All Of Us or None, a California a California-based grassroots organization fighting for the rights of formerly and currently incarcerated people, has sent demand letters to ten California county registrar’s offices –including Butte, Contra Costa, Kings, Los Angeles, San Diego, Santa Clara, Solano, Tulare, Ventura and Orange — asking them to reinstate the voter registrations of thousands of people with conviction histories that AOUON believes were unlawfully purged from electoral rolls. According to AOUON, there are at least 3,000 such eligible voters removed in 2017 in Los Angeles County alone.
In 2011, a major California criminal justice reform — commonly known as “Realignment” — changed the law to require that people with non-serious, non-violent, or non-sexual felonies be sentenced to county jail or probation, instead of state prison.
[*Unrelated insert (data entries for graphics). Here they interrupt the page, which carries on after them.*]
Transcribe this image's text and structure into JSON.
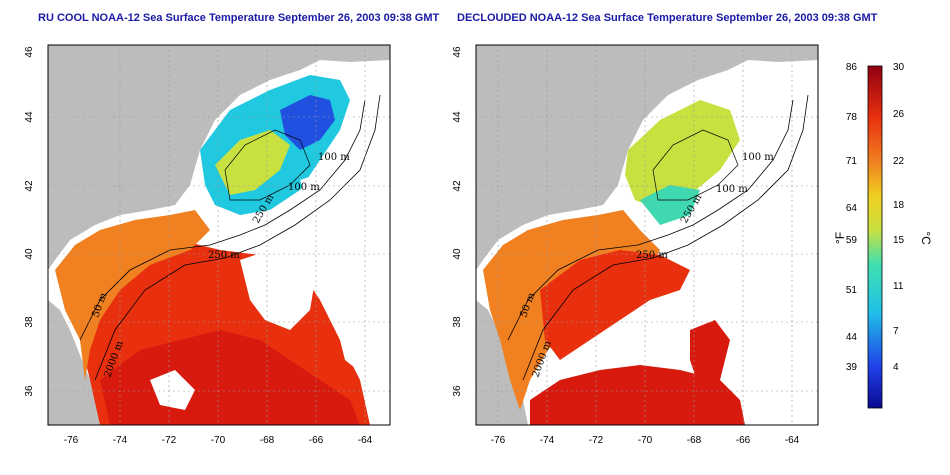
{
  "panels": [
    {
      "title": "RU COOL NOAA-12 Sea Surface Temperature September 26, 2003 09:38 GMT",
      "contour_labels": [
        "100 m",
        "100 m",
        "250 m",
        "250 m",
        "50 m",
        "2000 m"
      ],
      "y_ticks": [
        "46",
        "44",
        "42",
        "40",
        "38",
        "36"
      ],
      "x_ticks": [
        "-76",
        "-74",
        "-72",
        "-70",
        "-68",
        "-66",
        "-64"
      ]
    },
    {
      "title": "DECLOUDED NOAA-12 Sea Surface Temperature September 26, 2003 09:38 GMT",
      "contour_labels": [
        "100 m",
        "100 m",
        "250 m",
        "250 m",
        "50 m",
        "2000 m"
      ],
      "y_ticks": [
        "46",
        "44",
        "42",
        "40",
        "38",
        "36"
      ],
      "x_ticks": [
        "-76",
        "-74",
        "-72",
        "-70",
        "-68",
        "-66",
        "-64"
      ]
    }
  ],
  "colorbar": {
    "fahrenheit_unit": "°F",
    "celsius_unit": "°C",
    "fahrenheit_labels": [
      "86",
      "78",
      "71",
      "64",
      "59",
      "51",
      "44",
      "39"
    ],
    "celsius_labels": [
      "30",
      "26",
      "22",
      "18",
      "15",
      "11",
      "7",
      "4"
    ]
  },
  "colors": {
    "land": "#bcbcbc",
    "title": "#1a1aa6",
    "warm": "#d81a0e",
    "orange": "#f08020",
    "yellow": "#e8e020",
    "cyan": "#20c8e0",
    "blue": "#2050e0"
  }
}
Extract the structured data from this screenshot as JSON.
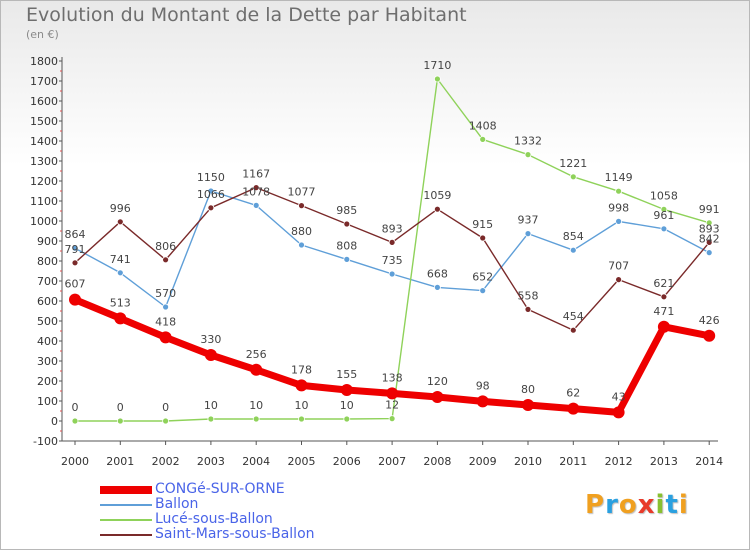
{
  "chart_data": {
    "type": "line",
    "title": "Evolution du Montant de la Dette par Habitant",
    "subtitle": "(en €)",
    "xlabel": "",
    "ylabel": "",
    "ylim": [
      -100,
      1800
    ],
    "yticks": [
      -100,
      0,
      100,
      200,
      300,
      400,
      500,
      600,
      700,
      800,
      900,
      1000,
      1100,
      1200,
      1300,
      1400,
      1500,
      1600,
      1700,
      1800
    ],
    "x": [
      "2000",
      "2001",
      "2002",
      "2003",
      "2004",
      "2005",
      "2006",
      "2007",
      "2008",
      "2009",
      "2010",
      "2011",
      "2012",
      "2013",
      "2014"
    ],
    "grid": false,
    "legend_position": "bottom-left",
    "series": [
      {
        "name": "CONGé-SUR-ORNE",
        "color": "#ee0000",
        "values": [
          607,
          513,
          418,
          330,
          256,
          178,
          155,
          138,
          120,
          98,
          80,
          62,
          43,
          471,
          426
        ],
        "labels": [
          "607",
          "513",
          "418",
          "330",
          "256",
          "178",
          "155",
          "138",
          "120",
          "98",
          "80",
          "62",
          "43",
          "471",
          "426"
        ]
      },
      {
        "name": "Ballon",
        "color": "#5f9fd8",
        "values": [
          864,
          741,
          570,
          1150,
          1078,
          880,
          808,
          735,
          668,
          652,
          937,
          854,
          998,
          961,
          842
        ],
        "labels": [
          "864",
          "741",
          "570",
          "1150",
          "1078",
          "880",
          "808",
          "735",
          "668",
          "652",
          "937",
          "854",
          "998",
          "961",
          "842"
        ]
      },
      {
        "name": "Lucé-sous-Ballon",
        "color": "#8fd25a",
        "values": [
          0,
          0,
          0,
          10,
          10,
          10,
          10,
          12,
          1710,
          1408,
          1332,
          1221,
          1149,
          1058,
          991
        ],
        "labels": [
          "0",
          "0",
          "0",
          "10",
          "10",
          "10",
          "10",
          "12",
          "1710",
          "1408",
          "1332",
          "1221",
          "1149",
          "1058",
          "991"
        ]
      },
      {
        "name": "Saint-Mars-sous-Ballon",
        "color": "#7a2a2a",
        "values": [
          791,
          996,
          806,
          1066,
          1167,
          1077,
          985,
          893,
          1059,
          915,
          558,
          454,
          707,
          621,
          893
        ],
        "labels": [
          "791",
          "996",
          "806",
          "1066",
          "1167",
          "1077",
          "985",
          "893",
          "1059",
          "915",
          "558",
          "454",
          "707",
          "621",
          "893"
        ]
      }
    ]
  },
  "logo": {
    "letters": [
      "P",
      "r",
      "o",
      "x",
      "i",
      "t",
      "i"
    ],
    "colors": [
      "#f0a020",
      "#2aa0e0",
      "#f0a020",
      "#e83a2a",
      "#88c030",
      "#2aa0e0",
      "#f0a020"
    ]
  }
}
Since the California Constitution disenfranchises only those who are “imprisoned or on parole for the conviction of a felony,” the voting eligibility of those serving felony sentences in county jail under Realignment was unclear for several years. Following a successful legal battle brought by AOUON and other community allies against the Secretary of State, the State Legislature ultimately passed AB 2466 to clarify that Californians who are convicted of county Realignment felonies retain their right to vote. As of January 1, 2017, state elections law requires local courts to provide to the county registrar a monthly list of people “committed to state prison.” The registrar is then required to cancel the registrations of people currently in prison or on parole. According to AOUON, county clerks appear to still be purging voters sentenced to county jail or probation on felonies.
The last day to register to vote in this June’s California primary election is May 21. For people who are currently in county jail, the deadline to request mail-in ballots is May 29.